Soester TV: Witthaut – Steinweg (1), Schwäder, Matth. Stoppelkamp (2), Jan Stoppelkamp (2/2), Jungmann (1), Kynast (2), Schröder (7), Buck (6), Behrens, Niehage (5)

Hammer SC II – TuS Anröchte 27:32.
Der Negativtrend hält bei Hamm an. Für die Gäste aus Anröchte bedeutete der Sieg der erste doppelte Punktgewinn der Saison beim Gegner. Gut ins Spiel gekommen, verpasste der TuS Anröchte durch eine schwache Wurfausbeute schon zur Halbzeit eine Vorentscheidung und musste sich mit einer knappen 13:12-Führung begnügen. Dem Gästeteam von Trainer Reudenbach gelang es nach der Pause, die gegnerische Deckung aufzuweichen und die Chancen besser zu nutzen und sicherte relativ unkompliziert die Punkte. Für Hamm verschlechterte sich die Lage.
TuS Anröchte: Schütte, Döhring, R. Gerken (3), Schmidt (2), von Kölln (5), F. Gerken (14/9), Müller (3), Knepper (2), Petermeier (2),  Kleine (1).

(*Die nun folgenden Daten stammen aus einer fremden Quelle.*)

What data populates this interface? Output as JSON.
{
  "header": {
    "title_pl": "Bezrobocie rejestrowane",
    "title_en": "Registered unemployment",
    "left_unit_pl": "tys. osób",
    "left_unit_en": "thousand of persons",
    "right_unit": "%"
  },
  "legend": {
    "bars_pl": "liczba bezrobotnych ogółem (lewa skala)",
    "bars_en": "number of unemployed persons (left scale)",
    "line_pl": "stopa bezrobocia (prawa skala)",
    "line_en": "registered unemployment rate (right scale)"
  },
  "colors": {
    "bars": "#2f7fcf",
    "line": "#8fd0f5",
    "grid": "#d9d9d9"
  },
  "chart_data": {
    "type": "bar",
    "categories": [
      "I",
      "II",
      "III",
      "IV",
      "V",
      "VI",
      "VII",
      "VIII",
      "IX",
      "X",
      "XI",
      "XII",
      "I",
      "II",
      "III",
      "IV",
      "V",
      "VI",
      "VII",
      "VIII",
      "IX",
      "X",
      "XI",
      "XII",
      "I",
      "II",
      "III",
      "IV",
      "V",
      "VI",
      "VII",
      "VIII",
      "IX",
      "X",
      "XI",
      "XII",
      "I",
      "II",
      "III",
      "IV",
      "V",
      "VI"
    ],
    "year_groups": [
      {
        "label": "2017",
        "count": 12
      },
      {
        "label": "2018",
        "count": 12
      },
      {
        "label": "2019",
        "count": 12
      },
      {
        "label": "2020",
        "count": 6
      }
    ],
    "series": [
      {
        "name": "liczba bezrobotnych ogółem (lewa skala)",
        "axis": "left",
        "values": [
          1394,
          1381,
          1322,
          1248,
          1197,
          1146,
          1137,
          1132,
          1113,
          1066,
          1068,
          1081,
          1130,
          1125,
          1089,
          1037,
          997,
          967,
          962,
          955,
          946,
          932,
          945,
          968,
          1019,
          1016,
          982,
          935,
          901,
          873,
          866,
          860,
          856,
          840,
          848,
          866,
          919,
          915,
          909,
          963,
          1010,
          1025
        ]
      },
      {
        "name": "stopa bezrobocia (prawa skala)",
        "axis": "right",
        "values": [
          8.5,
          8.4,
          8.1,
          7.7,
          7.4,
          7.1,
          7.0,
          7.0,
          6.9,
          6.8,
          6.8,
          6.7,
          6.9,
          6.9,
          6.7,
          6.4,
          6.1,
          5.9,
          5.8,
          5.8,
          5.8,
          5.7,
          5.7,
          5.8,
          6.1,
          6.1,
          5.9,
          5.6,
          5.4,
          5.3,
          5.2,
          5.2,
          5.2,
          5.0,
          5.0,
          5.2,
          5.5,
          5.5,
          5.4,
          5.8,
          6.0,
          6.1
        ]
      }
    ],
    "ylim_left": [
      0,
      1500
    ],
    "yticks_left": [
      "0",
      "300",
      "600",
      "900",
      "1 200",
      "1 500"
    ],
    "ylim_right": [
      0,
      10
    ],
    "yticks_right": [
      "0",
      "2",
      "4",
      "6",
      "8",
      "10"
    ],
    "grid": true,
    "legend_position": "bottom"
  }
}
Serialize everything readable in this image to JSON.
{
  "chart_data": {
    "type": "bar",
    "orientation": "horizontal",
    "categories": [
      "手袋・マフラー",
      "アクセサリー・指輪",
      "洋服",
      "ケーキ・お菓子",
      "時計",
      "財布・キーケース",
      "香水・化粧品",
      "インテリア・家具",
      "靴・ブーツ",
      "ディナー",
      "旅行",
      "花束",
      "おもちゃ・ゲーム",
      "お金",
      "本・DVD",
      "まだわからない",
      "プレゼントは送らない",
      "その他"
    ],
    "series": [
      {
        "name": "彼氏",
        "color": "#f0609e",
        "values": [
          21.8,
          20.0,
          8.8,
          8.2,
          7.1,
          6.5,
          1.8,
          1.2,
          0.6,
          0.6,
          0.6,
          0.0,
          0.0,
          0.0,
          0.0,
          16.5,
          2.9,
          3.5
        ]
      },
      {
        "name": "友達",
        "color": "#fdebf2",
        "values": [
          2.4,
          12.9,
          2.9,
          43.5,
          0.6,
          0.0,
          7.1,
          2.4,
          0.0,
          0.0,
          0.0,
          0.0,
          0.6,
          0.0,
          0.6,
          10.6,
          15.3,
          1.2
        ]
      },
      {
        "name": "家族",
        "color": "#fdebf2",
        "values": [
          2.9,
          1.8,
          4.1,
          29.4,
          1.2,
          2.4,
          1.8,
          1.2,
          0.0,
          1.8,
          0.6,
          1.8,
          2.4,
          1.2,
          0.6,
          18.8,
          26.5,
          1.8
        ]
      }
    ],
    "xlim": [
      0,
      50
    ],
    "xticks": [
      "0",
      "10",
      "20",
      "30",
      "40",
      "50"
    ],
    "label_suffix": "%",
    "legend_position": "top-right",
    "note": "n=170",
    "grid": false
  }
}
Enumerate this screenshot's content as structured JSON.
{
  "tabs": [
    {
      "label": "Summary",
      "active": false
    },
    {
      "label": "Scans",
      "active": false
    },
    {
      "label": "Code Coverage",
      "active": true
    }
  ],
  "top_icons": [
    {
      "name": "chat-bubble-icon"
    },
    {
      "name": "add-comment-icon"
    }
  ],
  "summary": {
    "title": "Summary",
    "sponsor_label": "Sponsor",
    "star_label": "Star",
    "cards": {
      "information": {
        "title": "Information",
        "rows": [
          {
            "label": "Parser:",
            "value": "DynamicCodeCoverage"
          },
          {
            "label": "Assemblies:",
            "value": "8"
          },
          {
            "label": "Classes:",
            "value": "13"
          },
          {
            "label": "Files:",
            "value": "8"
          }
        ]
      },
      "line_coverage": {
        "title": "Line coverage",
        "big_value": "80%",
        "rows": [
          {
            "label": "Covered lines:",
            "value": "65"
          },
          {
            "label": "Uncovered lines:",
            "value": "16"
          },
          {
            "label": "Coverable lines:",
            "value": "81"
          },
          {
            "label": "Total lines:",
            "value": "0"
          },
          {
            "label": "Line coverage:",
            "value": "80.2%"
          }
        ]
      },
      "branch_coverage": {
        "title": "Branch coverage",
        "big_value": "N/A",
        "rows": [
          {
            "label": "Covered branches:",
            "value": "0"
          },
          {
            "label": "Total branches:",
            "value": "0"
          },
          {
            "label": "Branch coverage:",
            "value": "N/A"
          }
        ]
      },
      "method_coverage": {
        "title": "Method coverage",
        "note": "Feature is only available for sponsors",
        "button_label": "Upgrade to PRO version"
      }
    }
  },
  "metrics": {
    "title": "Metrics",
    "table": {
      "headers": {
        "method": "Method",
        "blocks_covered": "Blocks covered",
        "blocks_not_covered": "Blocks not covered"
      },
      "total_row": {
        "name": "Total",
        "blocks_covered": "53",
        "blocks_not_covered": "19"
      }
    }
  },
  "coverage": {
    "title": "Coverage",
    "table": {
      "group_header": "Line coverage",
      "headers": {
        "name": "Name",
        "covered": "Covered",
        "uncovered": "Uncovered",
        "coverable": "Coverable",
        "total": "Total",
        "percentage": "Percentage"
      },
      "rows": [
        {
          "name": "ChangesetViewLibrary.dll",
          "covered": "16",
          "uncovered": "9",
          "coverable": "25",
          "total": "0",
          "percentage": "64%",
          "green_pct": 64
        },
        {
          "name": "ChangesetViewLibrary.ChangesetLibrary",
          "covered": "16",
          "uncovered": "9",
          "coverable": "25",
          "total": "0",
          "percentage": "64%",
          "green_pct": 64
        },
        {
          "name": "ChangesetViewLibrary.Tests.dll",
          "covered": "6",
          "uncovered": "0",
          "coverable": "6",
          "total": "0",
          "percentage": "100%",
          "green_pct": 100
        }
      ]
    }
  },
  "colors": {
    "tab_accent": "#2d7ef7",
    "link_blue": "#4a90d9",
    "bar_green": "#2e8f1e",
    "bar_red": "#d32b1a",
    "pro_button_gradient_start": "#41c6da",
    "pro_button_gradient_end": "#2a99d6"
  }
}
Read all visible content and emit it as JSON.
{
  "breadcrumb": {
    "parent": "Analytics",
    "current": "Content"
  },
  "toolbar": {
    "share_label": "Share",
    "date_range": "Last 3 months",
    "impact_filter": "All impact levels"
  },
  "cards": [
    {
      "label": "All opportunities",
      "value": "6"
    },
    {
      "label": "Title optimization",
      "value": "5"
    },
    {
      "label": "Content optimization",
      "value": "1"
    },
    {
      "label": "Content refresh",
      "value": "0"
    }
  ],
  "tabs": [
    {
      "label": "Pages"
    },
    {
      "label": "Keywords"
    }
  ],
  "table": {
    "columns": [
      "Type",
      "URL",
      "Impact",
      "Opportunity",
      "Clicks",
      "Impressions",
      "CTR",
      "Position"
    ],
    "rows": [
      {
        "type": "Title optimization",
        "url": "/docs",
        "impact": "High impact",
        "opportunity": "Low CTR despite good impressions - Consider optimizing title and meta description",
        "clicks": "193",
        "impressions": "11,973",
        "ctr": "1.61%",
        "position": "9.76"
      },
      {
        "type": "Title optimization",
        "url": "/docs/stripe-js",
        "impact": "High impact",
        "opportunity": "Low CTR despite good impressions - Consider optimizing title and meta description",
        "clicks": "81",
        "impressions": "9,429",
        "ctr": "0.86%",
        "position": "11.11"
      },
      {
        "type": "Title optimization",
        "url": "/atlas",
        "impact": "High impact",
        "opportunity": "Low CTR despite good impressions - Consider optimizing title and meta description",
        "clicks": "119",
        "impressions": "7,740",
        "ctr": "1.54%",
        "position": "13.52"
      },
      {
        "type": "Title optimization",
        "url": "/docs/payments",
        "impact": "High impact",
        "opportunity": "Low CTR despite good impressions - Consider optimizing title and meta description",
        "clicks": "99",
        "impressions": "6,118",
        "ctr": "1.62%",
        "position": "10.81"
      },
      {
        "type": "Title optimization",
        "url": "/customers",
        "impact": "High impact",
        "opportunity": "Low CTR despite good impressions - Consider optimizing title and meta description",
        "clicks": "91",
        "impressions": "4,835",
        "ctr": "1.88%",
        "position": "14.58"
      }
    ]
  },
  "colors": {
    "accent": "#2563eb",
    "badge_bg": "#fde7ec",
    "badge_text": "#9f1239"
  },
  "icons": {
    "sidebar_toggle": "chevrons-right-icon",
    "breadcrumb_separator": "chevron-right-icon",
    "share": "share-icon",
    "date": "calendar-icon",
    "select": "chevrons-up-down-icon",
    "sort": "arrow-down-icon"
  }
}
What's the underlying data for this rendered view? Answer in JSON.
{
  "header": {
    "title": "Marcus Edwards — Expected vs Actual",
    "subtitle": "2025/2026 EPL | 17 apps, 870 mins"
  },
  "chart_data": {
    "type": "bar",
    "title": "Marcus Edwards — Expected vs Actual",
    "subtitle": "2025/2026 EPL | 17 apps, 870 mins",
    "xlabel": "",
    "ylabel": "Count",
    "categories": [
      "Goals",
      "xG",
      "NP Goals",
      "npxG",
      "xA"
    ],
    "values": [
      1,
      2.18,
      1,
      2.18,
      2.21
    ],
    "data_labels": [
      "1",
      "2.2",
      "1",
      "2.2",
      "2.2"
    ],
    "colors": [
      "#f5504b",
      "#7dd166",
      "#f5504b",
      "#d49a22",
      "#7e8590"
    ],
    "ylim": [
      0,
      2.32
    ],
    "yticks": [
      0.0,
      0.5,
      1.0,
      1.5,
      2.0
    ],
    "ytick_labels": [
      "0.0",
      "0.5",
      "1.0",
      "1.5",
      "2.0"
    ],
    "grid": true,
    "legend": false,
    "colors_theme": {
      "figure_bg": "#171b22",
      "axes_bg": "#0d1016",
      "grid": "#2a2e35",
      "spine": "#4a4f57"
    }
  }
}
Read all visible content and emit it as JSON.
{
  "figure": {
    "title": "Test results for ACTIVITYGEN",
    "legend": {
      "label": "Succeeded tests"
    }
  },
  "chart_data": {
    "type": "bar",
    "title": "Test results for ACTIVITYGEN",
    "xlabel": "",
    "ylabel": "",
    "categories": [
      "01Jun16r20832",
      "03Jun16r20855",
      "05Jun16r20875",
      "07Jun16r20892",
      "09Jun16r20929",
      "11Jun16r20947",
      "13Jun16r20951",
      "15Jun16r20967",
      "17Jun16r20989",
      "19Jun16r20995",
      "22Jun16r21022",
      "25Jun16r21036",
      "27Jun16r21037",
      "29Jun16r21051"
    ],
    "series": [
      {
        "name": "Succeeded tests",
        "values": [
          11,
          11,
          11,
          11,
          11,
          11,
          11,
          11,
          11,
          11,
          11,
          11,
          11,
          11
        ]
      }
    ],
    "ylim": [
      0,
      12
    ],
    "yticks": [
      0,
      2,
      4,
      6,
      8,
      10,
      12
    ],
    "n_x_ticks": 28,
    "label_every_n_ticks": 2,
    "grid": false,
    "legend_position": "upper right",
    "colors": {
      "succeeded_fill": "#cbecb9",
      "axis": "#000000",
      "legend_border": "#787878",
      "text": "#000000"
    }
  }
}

Lüner SV – SCE Heessen 34:30.
Der Lüner SV hat die Niederlage beim Nachbarn SuS Oberaden III abgeschüttelt und erwies seinem Bezwinger danach einen Bärendienst und bezwang Oberadens Konkurrent aus dem Hammer Vorort. Das torintensive und zeitstrafenträchtige Spiel in der Rundturnhalle sah den Lüner SV lange Zeit komfortabel mit fünf Toren vorne. Zum Ende der ersten Halbzeit schmolz der LSV-Vorsprung auf 19:18 zusammen. Blieb die erste Hälfte des zweiten Durchgangs ausgeglichen, sicherte sich der Lüner SV in der Restspielzeit beide Punkte zum 17:17-Punktausgleich auf  Platz sieben. Für die Heessener bedeutet die Niederlage einen Rückschlag im Kampf um die Spitze.